David Baddiels „Halb so wild“ erzählt mal komisch, mal ernst von einem sterbenden Großschriftsteller in New York. Ähnlichkeiten zu abgetretenen Größen nicht ausgeschlossen.

Der britische Autor David Baddiel hat sich seine Meriten eigentlich in anderen künstlerischen Sparten als der Schriftstellerei verdient: Er begann als Stand-Up-Comedian, wurde Gagschreiber für Radio und TV, konzipierte Serien. Als erster britischer Komiker füllte er gar das Wembleystadion, und als Mitautor der Fußballhymne „Three lions“ wurde er auch über Großbritannien hinaus bekannt. Mit hoher Gagdichte verfasste er auch schon Romane, die auf Deutsch vorliegen: „Was man so Liebe nennt“ oder „Ab ins Bett“ – dabei kann Baddiel auch durchaus ernste Themen behandeln, etwa in einem Buch über Internierungslager auf der Isle of White im Zweiten Weltkrieg. Sein neuester, vierter Roman liegt zwischen diesen Extremen.
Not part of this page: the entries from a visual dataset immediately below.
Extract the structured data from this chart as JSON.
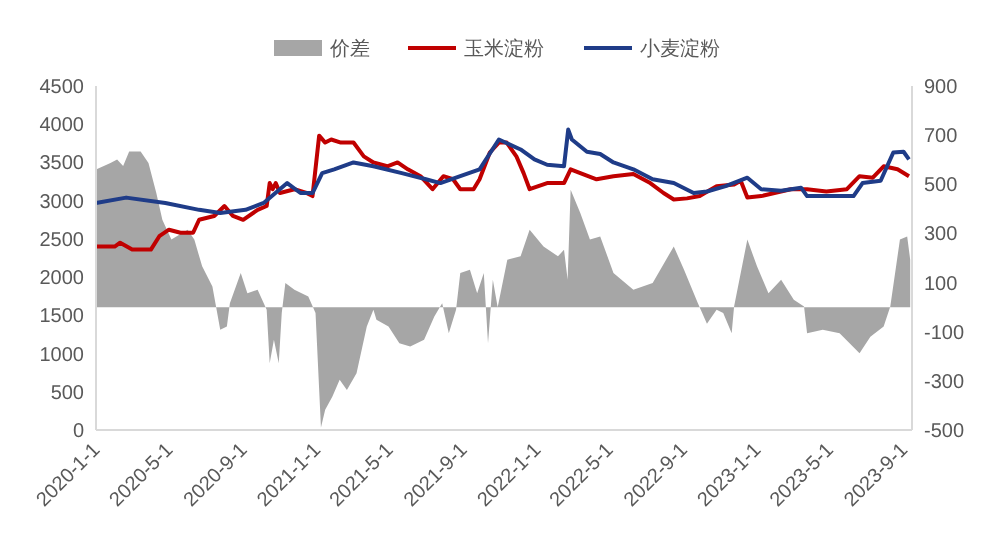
{
  "chart_data": {
    "type": "line",
    "legend": "top",
    "y2lim": [
      -500,
      900
    ],
    "y2ticks": [
      -500,
      -300,
      -100,
      100,
      300,
      500,
      700,
      900
    ],
    "ylim": [
      0,
      4500
    ],
    "yticks": [
      0,
      500,
      1000,
      1500,
      2000,
      2500,
      3000,
      3500,
      4000,
      4500
    ],
    "xlim": [
      "2020-01-01",
      "2023-09-15"
    ],
    "xticks": [
      {
        "value": "2020-01-01",
        "label": "2020-1-1"
      },
      {
        "value": "2020-05-01",
        "label": "2020-5-1"
      },
      {
        "value": "2020-09-01",
        "label": "2020-9-1"
      },
      {
        "value": "2021-01-01",
        "label": "2021-1-1"
      },
      {
        "value": "2021-05-01",
        "label": "2021-5-1"
      },
      {
        "value": "2021-09-01",
        "label": "2021-9-1"
      },
      {
        "value": "2022-01-01",
        "label": "2022-1-1"
      },
      {
        "value": "2022-05-01",
        "label": "2022-5-1"
      },
      {
        "value": "2022-09-01",
        "label": "2022-9-1"
      },
      {
        "value": "2023-01-01",
        "label": "2023-1-1"
      },
      {
        "value": "2023-05-01",
        "label": "2023-5-1"
      },
      {
        "value": "2023-09-01",
        "label": "2023-9-1"
      }
    ],
    "series": [
      {
        "name": "价差",
        "type": "area",
        "axis": "y2",
        "color": "#a6a6a6",
        "x": [
          "2020-01-01",
          "2020-01-25",
          "2020-02-05",
          "2020-02-15",
          "2020-02-25",
          "2020-03-15",
          "2020-03-28",
          "2020-04-10",
          "2020-04-20",
          "2020-05-05",
          "2020-06-01",
          "2020-06-12",
          "2020-06-25",
          "2020-07-12",
          "2020-07-25",
          "2020-08-05",
          "2020-08-10",
          "2020-08-28",
          "2020-09-08",
          "2020-09-25",
          "2020-10-10",
          "2020-10-15",
          "2020-10-22",
          "2020-10-30",
          "2020-11-04",
          "2020-11-10",
          "2020-11-25",
          "2020-12-18",
          "2020-12-30",
          "2021-01-08",
          "2021-01-15",
          "2021-01-27",
          "2021-02-08",
          "2021-02-20",
          "2021-03-08",
          "2021-03-25",
          "2021-04-05",
          "2021-04-10",
          "2021-04-30",
          "2021-05-18",
          "2021-06-05",
          "2021-06-28",
          "2021-07-15",
          "2021-07-28",
          "2021-08-08",
          "2021-08-20",
          "2021-08-27",
          "2021-09-12",
          "2021-09-24",
          "2021-10-05",
          "2021-10-12",
          "2021-10-20",
          "2021-10-28",
          "2021-11-13",
          "2021-12-05",
          "2021-12-20",
          "2022-01-12",
          "2022-02-05",
          "2022-02-15",
          "2022-02-21",
          "2022-02-26",
          "2022-03-14",
          "2022-03-30",
          "2022-04-16",
          "2022-05-08",
          "2022-06-10",
          "2022-07-12",
          "2022-08-16",
          "2022-09-02",
          "2022-09-25",
          "2022-10-10",
          "2022-10-26",
          "2022-11-06",
          "2022-11-20",
          "2022-11-24",
          "2022-12-16",
          "2023-01-01",
          "2023-01-20",
          "2023-02-10",
          "2023-03-03",
          "2023-03-20",
          "2023-03-25",
          "2023-04-20",
          "2023-05-18",
          "2023-06-20",
          "2023-07-08",
          "2023-07-30",
          "2023-08-10",
          "2023-08-26",
          "2023-09-07",
          "2023-09-12"
        ],
        "values": [
          560,
          587,
          601,
          574,
          633,
          633,
          587,
          465,
          356,
          275,
          315,
          275,
          166,
          84,
          -92,
          -79,
          16,
          139,
          57,
          71,
          -11,
          -228,
          -133,
          -228,
          -24,
          98,
          71,
          43,
          -24,
          -490,
          -418,
          -364,
          -296,
          -337,
          -269,
          -79,
          -11,
          -51,
          -79,
          -147,
          -160,
          -133,
          -38,
          16,
          -106,
          -11,
          139,
          152,
          57,
          139,
          -147,
          111,
          0,
          193,
          207,
          315,
          247,
          207,
          234,
          111,
          478,
          383,
          275,
          288,
          139,
          71,
          98,
          247,
          152,
          16,
          -68,
          -11,
          -24,
          -106,
          3,
          275,
          166,
          57,
          111,
          30,
          3,
          -106,
          -92,
          -106,
          -188,
          -120,
          -79,
          3,
          275,
          288,
          193
        ]
      },
      {
        "name": "玉米淀粉",
        "color": "#c00000",
        "x": [
          "2020-01-01",
          "2020-02-01",
          "2020-02-10",
          "2020-03-01",
          "2020-04-01",
          "2020-04-15",
          "2020-05-01",
          "2020-05-20",
          "2020-06-10",
          "2020-06-20",
          "2020-07-15",
          "2020-08-01",
          "2020-08-15",
          "2020-09-01",
          "2020-09-25",
          "2020-10-10",
          "2020-10-15",
          "2020-10-20",
          "2020-10-25",
          "2020-11-01",
          "2020-11-25",
          "2020-12-15",
          "2020-12-25",
          "2021-01-05",
          "2021-01-15",
          "2021-01-25",
          "2021-02-10",
          "2021-03-03",
          "2021-03-20",
          "2021-04-05",
          "2021-04-28",
          "2021-05-15",
          "2021-06-01",
          "2021-06-22",
          "2021-07-12",
          "2021-07-30",
          "2021-08-15",
          "2021-08-27",
          "2021-09-18",
          "2021-09-28",
          "2021-10-15",
          "2021-10-30",
          "2021-11-12",
          "2021-11-28",
          "2021-12-10",
          "2021-12-20",
          "2022-01-18",
          "2022-02-15",
          "2022-02-26",
          "2022-03-14",
          "2022-04-10",
          "2022-05-08",
          "2022-06-10",
          "2022-07-08",
          "2022-07-30",
          "2022-08-16",
          "2022-09-07",
          "2022-09-28",
          "2022-10-26",
          "2022-11-24",
          "2022-12-05",
          "2022-12-16",
          "2023-01-08",
          "2023-01-30",
          "2023-02-26",
          "2023-03-25",
          "2023-04-26",
          "2023-05-30",
          "2023-06-20",
          "2023-07-12",
          "2023-07-30",
          "2023-08-22",
          "2023-09-10"
        ],
        "values": [
          2400,
          2400,
          2450,
          2360,
          2360,
          2535,
          2620,
          2580,
          2580,
          2750,
          2800,
          2930,
          2800,
          2750,
          2880,
          2930,
          3230,
          3150,
          3230,
          3100,
          3150,
          3100,
          3060,
          3850,
          3760,
          3800,
          3760,
          3760,
          3580,
          3500,
          3450,
          3500,
          3410,
          3320,
          3150,
          3320,
          3280,
          3150,
          3150,
          3280,
          3630,
          3760,
          3760,
          3580,
          3360,
          3150,
          3230,
          3230,
          3410,
          3360,
          3280,
          3320,
          3350,
          3230,
          3100,
          3015,
          3030,
          3060,
          3190,
          3210,
          3260,
          3040,
          3060,
          3100,
          3150,
          3150,
          3120,
          3150,
          3320,
          3300,
          3450,
          3410,
          3320
        ]
      },
      {
        "name": "小麦淀粉",
        "color": "#1f3c88",
        "x": [
          "2020-01-01",
          "2020-02-20",
          "2020-04-25",
          "2020-06-20",
          "2020-07-25",
          "2020-09-05",
          "2020-10-05",
          "2020-11-13",
          "2020-12-05",
          "2020-12-25",
          "2021-01-10",
          "2021-01-30",
          "2021-03-03",
          "2021-04-05",
          "2021-05-22",
          "2021-07-01",
          "2021-07-25",
          "2021-08-27",
          "2021-09-28",
          "2021-10-30",
          "2021-12-05",
          "2021-12-28",
          "2022-01-18",
          "2022-02-15",
          "2022-02-22",
          "2022-02-28",
          "2022-03-25",
          "2022-04-16",
          "2022-05-08",
          "2022-06-10",
          "2022-07-12",
          "2022-08-16",
          "2022-09-18",
          "2022-10-10",
          "2022-11-10",
          "2022-12-16",
          "2023-01-08",
          "2023-02-10",
          "2023-03-15",
          "2023-03-25",
          "2023-06-10",
          "2023-06-25",
          "2023-07-25",
          "2023-08-15",
          "2023-09-01",
          "2023-09-10"
        ],
        "values": [
          2970,
          3040,
          2970,
          2880,
          2840,
          2880,
          2970,
          3230,
          3100,
          3100,
          3360,
          3410,
          3500,
          3450,
          3360,
          3280,
          3230,
          3320,
          3410,
          3800,
          3670,
          3540,
          3470,
          3450,
          3930,
          3800,
          3640,
          3610,
          3500,
          3410,
          3280,
          3230,
          3100,
          3120,
          3190,
          3300,
          3150,
          3130,
          3170,
          3060,
          3060,
          3230,
          3260,
          3630,
          3640,
          3540
        ]
      }
    ]
  }
}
Der Autor Eli Gold hat bedeutende Literaturpreise erhalten, aber auch mehrere Ehefrauen verschlissen. Nun liegt er 92jährig in einem New Yorker Krankenhaus und stirbt, seine weit verstreute und zerstrittene Familie kommt im Hospital zusammen. Erkennbar hat diese Figur die Behaartheit und Sexbesessenheit von Philip Roth und das gesammelte Ego von Arthur Koestler, Arthur Miller oder Saul Bellow. Besonders der Tod des letzteren inspirierte David Baddiel zu diesem Roman:

„Ich wollte ein Buch schreiben über diese aussterbende Art der großen Männer. Männer, die kulturell tonangebend sind und denen stets vergeben wurde, wenn sie so viele Leben zerstörten, wie sie wollten. Ich vertrete hier keinen moralischen Standpunkt. Ich will das nur verstehen. Es gab quasi einen Kult, bei dem Männlichkeit und Größe mit destruktiver Sexualität einhergingen. Das hat sich mittlerweile geändert.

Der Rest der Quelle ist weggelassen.